Reference

Streaming chat completions

Streaming chat completions send partial tokens over a single HTTP response instead of waiting for the full output.

This improves perceived latency and enables responsive chat UIs.

Definition of Streaming chat completions

A streaming chat completion is a response delivered incrementally as a sequence of delta chunks rather than one final message.

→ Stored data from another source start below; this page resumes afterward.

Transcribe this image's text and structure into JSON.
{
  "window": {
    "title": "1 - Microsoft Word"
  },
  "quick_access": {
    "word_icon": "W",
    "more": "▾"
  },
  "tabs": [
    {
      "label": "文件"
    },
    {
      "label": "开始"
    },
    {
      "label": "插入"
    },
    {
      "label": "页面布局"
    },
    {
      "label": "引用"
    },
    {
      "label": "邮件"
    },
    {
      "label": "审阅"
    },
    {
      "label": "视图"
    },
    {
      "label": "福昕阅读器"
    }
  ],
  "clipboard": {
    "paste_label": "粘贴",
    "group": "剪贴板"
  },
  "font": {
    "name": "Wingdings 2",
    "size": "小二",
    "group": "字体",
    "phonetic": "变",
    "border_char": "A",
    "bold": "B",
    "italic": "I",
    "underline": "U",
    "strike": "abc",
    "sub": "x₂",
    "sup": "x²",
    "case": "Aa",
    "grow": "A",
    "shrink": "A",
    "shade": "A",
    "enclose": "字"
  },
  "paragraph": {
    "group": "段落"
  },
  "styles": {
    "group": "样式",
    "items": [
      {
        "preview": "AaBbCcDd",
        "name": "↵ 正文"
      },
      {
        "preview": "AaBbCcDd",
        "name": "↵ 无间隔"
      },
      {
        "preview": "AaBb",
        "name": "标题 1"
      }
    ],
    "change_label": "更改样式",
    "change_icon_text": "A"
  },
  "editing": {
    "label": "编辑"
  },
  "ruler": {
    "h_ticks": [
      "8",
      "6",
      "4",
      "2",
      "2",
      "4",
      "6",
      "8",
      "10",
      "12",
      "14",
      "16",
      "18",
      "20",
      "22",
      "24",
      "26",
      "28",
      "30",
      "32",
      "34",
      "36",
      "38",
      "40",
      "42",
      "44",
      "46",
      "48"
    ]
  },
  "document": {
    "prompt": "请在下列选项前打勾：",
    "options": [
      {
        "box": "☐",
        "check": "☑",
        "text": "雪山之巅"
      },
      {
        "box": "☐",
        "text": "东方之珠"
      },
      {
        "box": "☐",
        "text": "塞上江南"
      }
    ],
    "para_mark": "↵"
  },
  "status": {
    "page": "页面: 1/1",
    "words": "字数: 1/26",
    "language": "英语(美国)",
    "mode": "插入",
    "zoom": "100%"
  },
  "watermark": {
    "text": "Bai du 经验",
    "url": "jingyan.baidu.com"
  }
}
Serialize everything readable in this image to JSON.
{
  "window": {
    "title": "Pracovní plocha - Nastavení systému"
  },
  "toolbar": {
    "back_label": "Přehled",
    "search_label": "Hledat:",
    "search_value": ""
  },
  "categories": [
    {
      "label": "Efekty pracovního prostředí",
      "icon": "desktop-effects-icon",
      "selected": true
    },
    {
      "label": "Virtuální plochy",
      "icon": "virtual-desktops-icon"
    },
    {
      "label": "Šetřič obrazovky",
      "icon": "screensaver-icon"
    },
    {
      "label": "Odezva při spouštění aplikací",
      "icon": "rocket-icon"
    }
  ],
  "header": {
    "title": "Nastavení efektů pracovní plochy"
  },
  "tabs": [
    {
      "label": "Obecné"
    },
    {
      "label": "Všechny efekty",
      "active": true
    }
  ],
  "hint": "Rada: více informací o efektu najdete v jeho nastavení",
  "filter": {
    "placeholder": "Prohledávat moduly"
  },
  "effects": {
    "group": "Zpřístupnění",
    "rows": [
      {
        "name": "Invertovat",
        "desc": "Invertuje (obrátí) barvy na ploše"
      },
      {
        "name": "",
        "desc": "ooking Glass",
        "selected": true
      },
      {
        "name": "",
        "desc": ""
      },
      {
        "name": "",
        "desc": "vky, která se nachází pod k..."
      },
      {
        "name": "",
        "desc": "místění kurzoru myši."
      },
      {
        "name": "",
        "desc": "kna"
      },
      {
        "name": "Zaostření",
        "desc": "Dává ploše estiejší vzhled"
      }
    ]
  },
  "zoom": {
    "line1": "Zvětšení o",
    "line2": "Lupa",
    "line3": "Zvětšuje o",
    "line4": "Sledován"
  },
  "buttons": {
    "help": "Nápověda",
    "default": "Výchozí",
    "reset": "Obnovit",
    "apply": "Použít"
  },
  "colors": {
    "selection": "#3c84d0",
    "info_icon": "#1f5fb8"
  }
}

Why Streaming chat completions matters

Lower time-to-first-token for a better user experience.
Ability to cancel early once the output is sufficient.
Smoother progress indicators for long responses.

How it works

Set stream: true in the request body.
Consume chunks from the SDK iterator or the HTTP response stream.
Append delta content to build the final message.

Example request

curl -N https://api.abliteration.ai/v1/chat/completions \
  -H "Authorization: Bearer $ABLIT_KEY" \
  -H "Content-Type: application/json" \
  -d '{
    "model": "abliterated-model",
    "messages": [{"role":"user","content":"Write a short haiku about the ocean."}],
    "stream": true
  }'

FAQ

Frequently Asked Questions

Do I need WebSockets to stream?

No. Streaming uses a long-lived HTTP response, so standard HTTPS works.

Can I cancel a stream?

Yes. Close the connection or abort the request to stop generation early.

Does streaming change billing?

No. Usage is still counted by tokens generated and processed.